TREM2 is a type of immunoglobulin-like receptor that is highly expressed on microglia. Large-scale gene sequencing in the population has shown that a genetic mutation of TREM2 is closely associated with AD [17]. In AD, TREM2 can initiate microglial responses by maintaining cell energy and biosynthesis [18], which participates in the response of microglia to Aβ plaque deposition [19]. Interestingly, a large amount of its extracellular soluble fragment (sTREM2) is present in the cerebrospinal fluid of AD patients and is closely related to the tau protein level, which is one of the characteristic features in the pathology of AD. sTREM2 can increase the survival rate of microglia in the brain by regulating phosphatidylinositol 3-kinase/protein kinase B (PI3K/Akt), which can induce inflammation and enhance the viability of microglia [20]. In vitro, upregulation of TREM2 expression reduced the number of apoptotic neurons and increased the expression of some anti-inflammatory factors. Conversely, downregulation of TREM2 expression increased the number of apoptotic neurons and promoted the expression of proinflammatory factors [21]. In vivo, intracerebroventricular injection of TREM2 overexpression lentivirus can promote the transformation of microglia to the M2 type and reduce neuronal apoptosis [22].

Interestingly, TREM2 is also expressed in MSC, and the activation of TREM2 can inhibit the immune activation of MSC and promote their differentiation [23]. .TREM2-modified MSC have better neuroprotective effects [9]. This study found that compared with MSC, TIIA-MSC significantly reduced the expression levels of IL-6, and the downregulatory effect was more significant. At the same time, silencing the TREM2 gene in MSC greatly suppressed the ability of TIIA-MSC to reduce inflammatory factors in N9 cells. Compared with TIIA-MSC, TREM2 siRNA significantly attenuated the decline in IL-6 and TNF-α, but this effect seemed to be less obvious for IL-1β. We suspect that the effect of TIIA-MSC on IL-1β was not apparent because the affected part of IL-1β is secreted into the medium, and our assay did not detect this part of IL-1β. Through the present data, it can be preliminarily surmised that the TREM2 signaling pathway is the key to the neuroinflammatory regulation of TIIA-MSC.

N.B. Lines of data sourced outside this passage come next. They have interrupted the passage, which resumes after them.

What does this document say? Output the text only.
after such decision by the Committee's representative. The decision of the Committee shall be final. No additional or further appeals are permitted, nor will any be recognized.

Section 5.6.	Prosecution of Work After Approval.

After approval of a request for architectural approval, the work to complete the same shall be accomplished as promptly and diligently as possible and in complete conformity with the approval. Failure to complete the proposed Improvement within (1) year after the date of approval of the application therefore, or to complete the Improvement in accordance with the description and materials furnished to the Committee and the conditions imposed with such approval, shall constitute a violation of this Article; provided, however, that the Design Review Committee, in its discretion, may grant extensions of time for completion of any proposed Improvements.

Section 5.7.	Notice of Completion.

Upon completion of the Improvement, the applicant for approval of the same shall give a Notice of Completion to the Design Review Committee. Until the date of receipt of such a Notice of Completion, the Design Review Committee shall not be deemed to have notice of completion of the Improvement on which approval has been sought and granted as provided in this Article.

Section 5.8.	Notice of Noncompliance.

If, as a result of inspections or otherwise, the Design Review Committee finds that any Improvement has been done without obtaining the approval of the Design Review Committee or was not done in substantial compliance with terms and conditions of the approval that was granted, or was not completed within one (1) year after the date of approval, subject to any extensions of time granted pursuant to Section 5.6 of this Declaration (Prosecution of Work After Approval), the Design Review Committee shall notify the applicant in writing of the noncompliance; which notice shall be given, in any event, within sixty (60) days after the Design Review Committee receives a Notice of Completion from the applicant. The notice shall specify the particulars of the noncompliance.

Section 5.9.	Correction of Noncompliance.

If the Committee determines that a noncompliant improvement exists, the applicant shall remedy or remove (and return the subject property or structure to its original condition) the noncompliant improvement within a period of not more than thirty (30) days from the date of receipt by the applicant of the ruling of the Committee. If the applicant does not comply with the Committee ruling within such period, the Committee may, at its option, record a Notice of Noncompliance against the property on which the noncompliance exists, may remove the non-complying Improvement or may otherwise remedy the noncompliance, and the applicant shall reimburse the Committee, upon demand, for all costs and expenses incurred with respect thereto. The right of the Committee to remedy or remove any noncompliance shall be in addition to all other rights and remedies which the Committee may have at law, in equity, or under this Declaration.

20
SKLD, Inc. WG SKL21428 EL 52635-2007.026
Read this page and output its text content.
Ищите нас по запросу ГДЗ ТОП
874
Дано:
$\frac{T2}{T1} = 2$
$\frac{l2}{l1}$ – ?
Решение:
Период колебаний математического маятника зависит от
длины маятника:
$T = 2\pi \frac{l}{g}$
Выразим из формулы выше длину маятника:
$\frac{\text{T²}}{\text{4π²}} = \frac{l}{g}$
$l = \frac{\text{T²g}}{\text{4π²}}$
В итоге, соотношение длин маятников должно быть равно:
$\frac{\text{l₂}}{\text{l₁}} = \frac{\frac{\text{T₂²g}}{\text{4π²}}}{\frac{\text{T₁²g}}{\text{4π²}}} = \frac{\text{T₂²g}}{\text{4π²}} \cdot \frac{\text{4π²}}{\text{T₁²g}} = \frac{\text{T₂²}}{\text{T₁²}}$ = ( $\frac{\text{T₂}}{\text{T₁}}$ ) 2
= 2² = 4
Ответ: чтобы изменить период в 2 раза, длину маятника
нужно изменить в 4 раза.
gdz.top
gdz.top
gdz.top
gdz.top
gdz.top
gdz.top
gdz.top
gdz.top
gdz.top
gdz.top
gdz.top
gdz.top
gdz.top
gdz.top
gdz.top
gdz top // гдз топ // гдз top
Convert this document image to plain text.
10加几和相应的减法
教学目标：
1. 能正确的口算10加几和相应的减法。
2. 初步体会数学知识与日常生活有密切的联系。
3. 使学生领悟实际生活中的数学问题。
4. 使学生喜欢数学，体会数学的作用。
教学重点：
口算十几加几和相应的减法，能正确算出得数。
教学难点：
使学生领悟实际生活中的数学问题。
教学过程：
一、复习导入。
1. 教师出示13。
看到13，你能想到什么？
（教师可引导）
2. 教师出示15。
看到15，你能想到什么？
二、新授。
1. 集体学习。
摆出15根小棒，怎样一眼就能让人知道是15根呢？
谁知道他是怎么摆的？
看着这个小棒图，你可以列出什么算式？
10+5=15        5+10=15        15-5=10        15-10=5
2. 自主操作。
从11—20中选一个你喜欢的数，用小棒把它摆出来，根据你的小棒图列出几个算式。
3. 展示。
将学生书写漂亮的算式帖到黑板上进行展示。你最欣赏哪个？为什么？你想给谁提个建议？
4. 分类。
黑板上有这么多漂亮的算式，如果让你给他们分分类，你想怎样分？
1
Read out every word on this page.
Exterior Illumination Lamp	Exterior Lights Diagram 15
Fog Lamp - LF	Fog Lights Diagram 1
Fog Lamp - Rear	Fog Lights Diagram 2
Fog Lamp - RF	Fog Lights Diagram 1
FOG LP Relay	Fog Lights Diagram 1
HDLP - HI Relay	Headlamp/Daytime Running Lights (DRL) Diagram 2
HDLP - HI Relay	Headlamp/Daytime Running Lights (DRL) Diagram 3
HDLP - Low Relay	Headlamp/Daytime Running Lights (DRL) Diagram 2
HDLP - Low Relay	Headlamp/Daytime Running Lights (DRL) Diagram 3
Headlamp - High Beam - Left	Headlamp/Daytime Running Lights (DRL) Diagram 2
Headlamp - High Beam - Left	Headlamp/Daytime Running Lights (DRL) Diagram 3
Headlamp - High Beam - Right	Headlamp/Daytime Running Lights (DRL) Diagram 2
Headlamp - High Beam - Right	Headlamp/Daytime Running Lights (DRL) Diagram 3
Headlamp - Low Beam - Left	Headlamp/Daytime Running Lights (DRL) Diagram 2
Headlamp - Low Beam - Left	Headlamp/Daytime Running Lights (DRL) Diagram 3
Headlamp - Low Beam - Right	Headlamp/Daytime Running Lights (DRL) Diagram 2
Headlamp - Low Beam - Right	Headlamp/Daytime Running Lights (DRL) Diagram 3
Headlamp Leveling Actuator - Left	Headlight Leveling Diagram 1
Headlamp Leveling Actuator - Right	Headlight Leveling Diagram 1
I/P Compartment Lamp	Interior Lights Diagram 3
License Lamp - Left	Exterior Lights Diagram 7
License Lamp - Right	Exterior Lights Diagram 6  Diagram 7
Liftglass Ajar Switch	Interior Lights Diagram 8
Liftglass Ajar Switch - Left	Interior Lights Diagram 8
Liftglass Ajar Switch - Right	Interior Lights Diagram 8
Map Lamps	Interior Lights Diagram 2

MSC can mediate and regulate the balance of the immune response through paracrine mechanisms and the interaction between MSC and immune cells. Bone marrow-derived MSC exosomes play an immunomodulatory role in various autoimmune-related diseases [24] and can reduce tissue damage and promote tissue repair [25]. Therefore, we speculate that the enhanced inhibitory activity of TIIA-MSC may be related to the regulation of the TREM2 signaling pathway to affect the secretion of exosomes. In addition, the role of MSC in regulating neuroinflammation may be due to their directed differentiation into microglia with specific phenotypes [26]. Therefore, another possible reason for the function of TIIA-MSC is that they promote the expression of TREM2 in MSC and further differentiate into microglia with high TREM2 expression, thereby negatively regulating neuroinflammation and exerting a protective effect. However, this study also has certain limitations. For example, we did not test microglial proliferation, anti-inflammatory cytokines, or chemokines, such as CCL2, CXCL1, and IL-10. These will be assessed in our future studies.

5. Conclusions

The superior efficiency of TIIA-MSC in inhibiting the inflammatory response of N9 cells induced by LPS is related to the regulation of the TREM2 signaling pathway. This not only provides support for the application of TIIA to pretreat MSC but also provides new ideas for applying MSC for the treatment of neuroinflammation-related AD.